Ein Kinderbuch auf der Bestsellerliste einer großen Tageszeitung ist ungewöhnlich. Wenn jedoch ein Serientitel gleich die ersten drei Plätze der Liste belegt, dann handelt es sich wohl um ein einmaliges Phänomen – so geschehen Ende September, als die drei Bände der Harry Potter-Kinderbuchserie Platz eins bis drei der Bestsellerliste der New York Times belegten. Ein Phänomen, das mit Verspätung auch den deutschen Markt erreichte: Seit Ende Januar findet man die Romane auf der Spiegel-Bestsellerliste – zur Zeit belegt Band eins sogar die Spiegel-Spitze.

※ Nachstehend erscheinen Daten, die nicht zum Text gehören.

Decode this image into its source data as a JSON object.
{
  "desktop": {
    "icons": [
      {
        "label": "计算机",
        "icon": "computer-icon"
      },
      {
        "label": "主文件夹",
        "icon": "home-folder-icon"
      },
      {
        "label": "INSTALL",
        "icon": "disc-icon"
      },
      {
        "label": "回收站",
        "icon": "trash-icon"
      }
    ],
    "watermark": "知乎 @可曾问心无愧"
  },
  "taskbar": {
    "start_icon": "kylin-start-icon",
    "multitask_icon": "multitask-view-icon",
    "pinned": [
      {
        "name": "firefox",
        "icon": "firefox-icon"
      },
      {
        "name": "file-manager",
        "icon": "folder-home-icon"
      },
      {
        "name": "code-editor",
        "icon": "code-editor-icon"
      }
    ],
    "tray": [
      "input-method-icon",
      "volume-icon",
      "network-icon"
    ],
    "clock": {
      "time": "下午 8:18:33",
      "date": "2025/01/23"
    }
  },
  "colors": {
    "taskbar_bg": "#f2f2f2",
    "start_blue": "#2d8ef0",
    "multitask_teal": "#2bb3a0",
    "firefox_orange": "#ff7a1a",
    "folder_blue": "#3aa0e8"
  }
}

Woher kommt dieser gigantische Erfolg? Auf den ersten Blick ist Harry Potter ein typisches Kinderbuch und Harry der jugendliche Held im Kampf gegen die Unwägbarkeiten seines alltäglichen Lebens: Als Waise lebt er bei Tante und Onkel, die ihn als Störfaktor betrachten und ihm das Leben zur Hölle machen. Doch Harry ist kein normaler Junge, sondern ein Zauberer, eine Tatsache, die ihm bis zu seinem 11. Geburtstag vorenthalten wird. Einer Rettung aus seinem „normalen“ Leben gleich kommt die Aufforderung, ab nun ein Zauber-Internat zu besuchen und so seiner Familie entfliehen zu können.

Die sich daran anschließende, atemberaubend fantastische Erzählung ist auf sieben Bände angelegt: eines für jedes Schuljahr am magischen Internat. Von Beginn an reichern versteckte Hinweise und scheinbar nebensächliche Begebenheiten die Erzählung an, die sich mit fortschreitender Lektüre – auch bändeübergreifend – als Schlüsselereignisse entpuppen. Um die Person von Harry rankt sich ein geheimnisvoller Nimbus, schließlich hat er als Baby auf unerklärliche Weise dazu beigetragen, die Welt von dem größten Schwarzmagier zu befreien und dabei seine Eltern verloren. Stück für Stück lüftet Rowling in den Romanen den Vorhang um diese Ereignisse – bisher jedoch nur soweit, dass die Neugier der LeserInnen weiter angefacht wird.

Die Anziehungskraft der Serie liegt jedoch nicht nur in ihrer virtuosen Schmöker-Konstruktion, sondern genauso in der Behandlung des Zwischenmenschlichen. Rowlings subtiler Umgang mit ethischen Werten, Gefühlen, menschlichen Ängsten und Unsicherheiten ist beachtlich und bannt Kinder, Jugendliche und Erwachsene gleichermaßen: Hier finden sich alle LeserInnen wieder – und damit reihen sich die Harry Potter-Romane in die Ränge der wirklich guten Kinderliteratur von Pippi Langstrumpf und Jim Knopf bis hin zu den aktuellen schwedischen Frechdachsen Bert und Niklas ein.

Der Erfolg zeigt übrigens skurrile Begleiterscheinungen: So brachte der englische Verlag Bloomsbury eine Sonderausgabe mit einem neutralen Cover heraus, damit sich die BritInnen in der Öffentlichkeit nicht mit der (peinlichen) Lektüre von Kinderbüchern outen müssen. Karen Schulz

Signierstunde: heute, 11 Uhr Thalia Buchhandlung; Lesung: heute, Fabrik;

Joanne K. Rowling: Harry Potter und der Stein der Weisen, 335 S., 26 Mark; Harry Potter und die Kammer des Schreckens, 352 S., 26 Mark; Harry Potter und der Gefangene von Askaban, 448 S., 28 Mark, alle Carlsen Verlag, Hamburg.